Self pity is never attractive. I know this but it’s not stopping me having a good old wallow in it at the moment.
Feel free to move on to a less miserable blog, this one is preparing to be a proper moan fest. It won’t even be a properly structured and written post (is it ever?). Instead it’s just going to be a stream of consciousness straight from my brain to your screen.
There is not much I can say without gossiping about other peoples’ lives. Hhhmmm.
I’m not a big fan of spreading stories about the misfortune of others. Let’s just leave this part with: Fate can be a nasty bitch sometimes.
That just leaves the stream of consciousness bit then.
I know I’ve reached my stress limit when I can’t string a coherent sentence together.
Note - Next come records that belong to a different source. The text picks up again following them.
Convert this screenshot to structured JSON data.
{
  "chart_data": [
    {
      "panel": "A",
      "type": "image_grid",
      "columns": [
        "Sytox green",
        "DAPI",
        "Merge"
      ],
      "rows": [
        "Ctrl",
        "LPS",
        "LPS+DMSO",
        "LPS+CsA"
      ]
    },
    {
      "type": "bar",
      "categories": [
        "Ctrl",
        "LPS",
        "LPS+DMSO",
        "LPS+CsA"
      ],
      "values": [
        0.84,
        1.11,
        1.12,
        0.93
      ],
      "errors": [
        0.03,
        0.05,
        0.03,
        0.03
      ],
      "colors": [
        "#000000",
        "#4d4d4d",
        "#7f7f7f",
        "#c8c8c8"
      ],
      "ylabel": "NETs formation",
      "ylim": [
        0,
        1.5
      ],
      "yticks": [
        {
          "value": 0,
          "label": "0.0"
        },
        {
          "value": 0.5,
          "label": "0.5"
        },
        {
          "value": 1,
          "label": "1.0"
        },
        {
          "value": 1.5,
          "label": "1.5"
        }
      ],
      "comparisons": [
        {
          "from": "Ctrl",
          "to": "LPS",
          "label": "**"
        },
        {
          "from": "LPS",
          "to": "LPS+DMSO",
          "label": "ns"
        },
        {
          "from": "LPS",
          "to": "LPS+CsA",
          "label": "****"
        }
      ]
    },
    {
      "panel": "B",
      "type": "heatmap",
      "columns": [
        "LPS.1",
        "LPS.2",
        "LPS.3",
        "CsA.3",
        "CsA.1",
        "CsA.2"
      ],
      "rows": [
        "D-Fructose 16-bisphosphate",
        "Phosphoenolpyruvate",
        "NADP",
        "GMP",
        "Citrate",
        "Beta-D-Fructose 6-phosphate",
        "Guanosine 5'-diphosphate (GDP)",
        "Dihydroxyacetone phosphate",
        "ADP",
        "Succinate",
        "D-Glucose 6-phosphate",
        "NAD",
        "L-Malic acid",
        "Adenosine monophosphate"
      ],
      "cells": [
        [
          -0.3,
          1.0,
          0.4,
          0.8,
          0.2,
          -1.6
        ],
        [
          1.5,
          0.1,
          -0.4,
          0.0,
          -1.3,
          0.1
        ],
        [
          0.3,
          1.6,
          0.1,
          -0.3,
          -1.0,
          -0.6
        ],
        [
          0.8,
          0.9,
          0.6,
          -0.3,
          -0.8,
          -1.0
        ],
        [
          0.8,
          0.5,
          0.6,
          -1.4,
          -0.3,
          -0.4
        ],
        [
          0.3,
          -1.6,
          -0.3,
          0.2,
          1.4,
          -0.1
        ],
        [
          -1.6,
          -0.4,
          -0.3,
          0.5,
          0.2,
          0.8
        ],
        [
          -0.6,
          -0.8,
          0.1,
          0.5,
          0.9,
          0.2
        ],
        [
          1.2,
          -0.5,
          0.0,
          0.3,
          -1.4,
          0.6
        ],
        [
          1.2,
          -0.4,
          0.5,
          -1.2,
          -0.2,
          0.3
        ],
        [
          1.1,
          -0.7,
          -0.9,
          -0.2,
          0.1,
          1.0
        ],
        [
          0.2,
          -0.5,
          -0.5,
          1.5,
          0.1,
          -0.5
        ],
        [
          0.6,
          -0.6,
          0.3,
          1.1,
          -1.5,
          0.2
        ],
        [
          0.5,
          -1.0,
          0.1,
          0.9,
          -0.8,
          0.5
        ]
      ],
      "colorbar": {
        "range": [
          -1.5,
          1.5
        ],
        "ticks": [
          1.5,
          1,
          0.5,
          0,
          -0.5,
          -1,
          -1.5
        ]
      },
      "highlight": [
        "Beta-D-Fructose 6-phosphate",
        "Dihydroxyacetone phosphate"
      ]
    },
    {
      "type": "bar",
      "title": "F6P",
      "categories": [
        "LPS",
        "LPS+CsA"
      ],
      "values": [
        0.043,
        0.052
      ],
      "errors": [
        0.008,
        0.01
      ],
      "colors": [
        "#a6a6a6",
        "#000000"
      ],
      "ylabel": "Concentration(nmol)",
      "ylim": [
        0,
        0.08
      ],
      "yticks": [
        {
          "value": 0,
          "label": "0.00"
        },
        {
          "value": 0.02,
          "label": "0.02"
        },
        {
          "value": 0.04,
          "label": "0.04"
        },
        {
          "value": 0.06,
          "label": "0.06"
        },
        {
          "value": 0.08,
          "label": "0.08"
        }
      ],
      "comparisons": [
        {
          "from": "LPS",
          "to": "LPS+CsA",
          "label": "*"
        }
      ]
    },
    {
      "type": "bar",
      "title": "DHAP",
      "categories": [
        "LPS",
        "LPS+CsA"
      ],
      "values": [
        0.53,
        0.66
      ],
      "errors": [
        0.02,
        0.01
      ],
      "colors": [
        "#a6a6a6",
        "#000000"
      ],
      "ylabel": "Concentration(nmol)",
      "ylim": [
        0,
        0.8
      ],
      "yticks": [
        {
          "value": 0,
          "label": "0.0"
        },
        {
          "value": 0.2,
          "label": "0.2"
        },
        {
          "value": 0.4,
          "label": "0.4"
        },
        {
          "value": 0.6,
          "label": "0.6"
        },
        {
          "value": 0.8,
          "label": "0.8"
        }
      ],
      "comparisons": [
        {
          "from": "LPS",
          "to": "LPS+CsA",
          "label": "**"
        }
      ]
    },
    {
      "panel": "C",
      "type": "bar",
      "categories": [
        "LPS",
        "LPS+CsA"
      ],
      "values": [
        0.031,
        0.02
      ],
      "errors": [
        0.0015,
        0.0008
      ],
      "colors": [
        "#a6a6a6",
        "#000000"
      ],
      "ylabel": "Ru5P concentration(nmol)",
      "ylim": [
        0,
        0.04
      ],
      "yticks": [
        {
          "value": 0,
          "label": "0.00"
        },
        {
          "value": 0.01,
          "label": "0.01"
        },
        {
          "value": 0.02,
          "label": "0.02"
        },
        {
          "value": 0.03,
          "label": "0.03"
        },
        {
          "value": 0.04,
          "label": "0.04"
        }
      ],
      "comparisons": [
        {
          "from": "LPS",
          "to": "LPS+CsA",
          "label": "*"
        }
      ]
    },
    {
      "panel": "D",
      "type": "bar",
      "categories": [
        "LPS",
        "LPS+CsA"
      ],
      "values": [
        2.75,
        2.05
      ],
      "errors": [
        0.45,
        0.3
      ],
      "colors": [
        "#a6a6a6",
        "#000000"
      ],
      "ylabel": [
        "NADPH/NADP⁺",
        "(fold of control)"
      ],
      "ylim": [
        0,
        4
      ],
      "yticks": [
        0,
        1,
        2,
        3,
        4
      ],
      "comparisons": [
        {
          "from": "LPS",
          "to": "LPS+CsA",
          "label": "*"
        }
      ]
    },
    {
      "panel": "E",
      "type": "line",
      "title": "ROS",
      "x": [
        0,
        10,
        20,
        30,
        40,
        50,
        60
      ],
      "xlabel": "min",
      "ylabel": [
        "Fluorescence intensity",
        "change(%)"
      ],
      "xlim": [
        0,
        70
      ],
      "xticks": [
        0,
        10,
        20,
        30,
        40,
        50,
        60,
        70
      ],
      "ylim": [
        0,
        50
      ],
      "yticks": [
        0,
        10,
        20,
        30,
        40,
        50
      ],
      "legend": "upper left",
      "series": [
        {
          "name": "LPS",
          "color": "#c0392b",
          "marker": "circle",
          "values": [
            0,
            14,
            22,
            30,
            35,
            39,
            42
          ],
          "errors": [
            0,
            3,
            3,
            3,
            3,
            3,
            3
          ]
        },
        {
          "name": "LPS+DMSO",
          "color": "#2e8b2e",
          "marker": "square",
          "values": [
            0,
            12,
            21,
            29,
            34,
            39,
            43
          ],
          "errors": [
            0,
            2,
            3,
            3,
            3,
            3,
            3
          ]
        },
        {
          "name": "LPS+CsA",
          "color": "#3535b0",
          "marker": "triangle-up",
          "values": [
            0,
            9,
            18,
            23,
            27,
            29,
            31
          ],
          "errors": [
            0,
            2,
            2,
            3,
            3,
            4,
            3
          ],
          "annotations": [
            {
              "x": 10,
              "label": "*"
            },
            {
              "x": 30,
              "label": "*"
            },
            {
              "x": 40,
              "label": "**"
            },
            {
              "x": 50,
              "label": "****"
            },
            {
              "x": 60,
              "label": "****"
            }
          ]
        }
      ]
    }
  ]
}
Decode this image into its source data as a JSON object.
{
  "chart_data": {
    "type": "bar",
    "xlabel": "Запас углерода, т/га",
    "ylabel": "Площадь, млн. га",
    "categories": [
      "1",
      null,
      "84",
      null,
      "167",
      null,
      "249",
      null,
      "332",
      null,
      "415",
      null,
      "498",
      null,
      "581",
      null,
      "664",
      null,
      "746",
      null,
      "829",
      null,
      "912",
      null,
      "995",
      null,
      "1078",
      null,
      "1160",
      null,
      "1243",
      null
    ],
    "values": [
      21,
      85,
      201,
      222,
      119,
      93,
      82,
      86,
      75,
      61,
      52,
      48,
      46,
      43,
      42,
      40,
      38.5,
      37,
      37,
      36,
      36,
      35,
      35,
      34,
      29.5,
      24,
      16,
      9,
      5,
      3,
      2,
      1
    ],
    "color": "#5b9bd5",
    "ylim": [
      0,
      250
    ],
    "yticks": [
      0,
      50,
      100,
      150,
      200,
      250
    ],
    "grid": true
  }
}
Stress limit? What’s that? Where is my stress limit now?
Buggered if I know. I left that behind so long ago I can’t even remember where I left it.
I’m now at the point of burbling like a fool, it took me at least five attempts to say the word ‘envelope’ yesterday, and blubbing like a baby every two minutes, my stomach is tied in knots and my poor brain just can’t absorb anything.
Why can’t life just spread the bad stuff out a bit instead of throwing it all at us at once?
A psychologist once said, and I quote: “If you think you aren’t coping then you really are coping. It’s the ones who don’t know they’re not coping who end up in hospital.”
Well that’s ok then. I don’t need to pack my nightie and toothbrush after all. Maybe the men in white coats aren’t quite as close behind me as I thought.
Excuse me now, I have to go and sit in a corner and rock for a while – about two months should do it.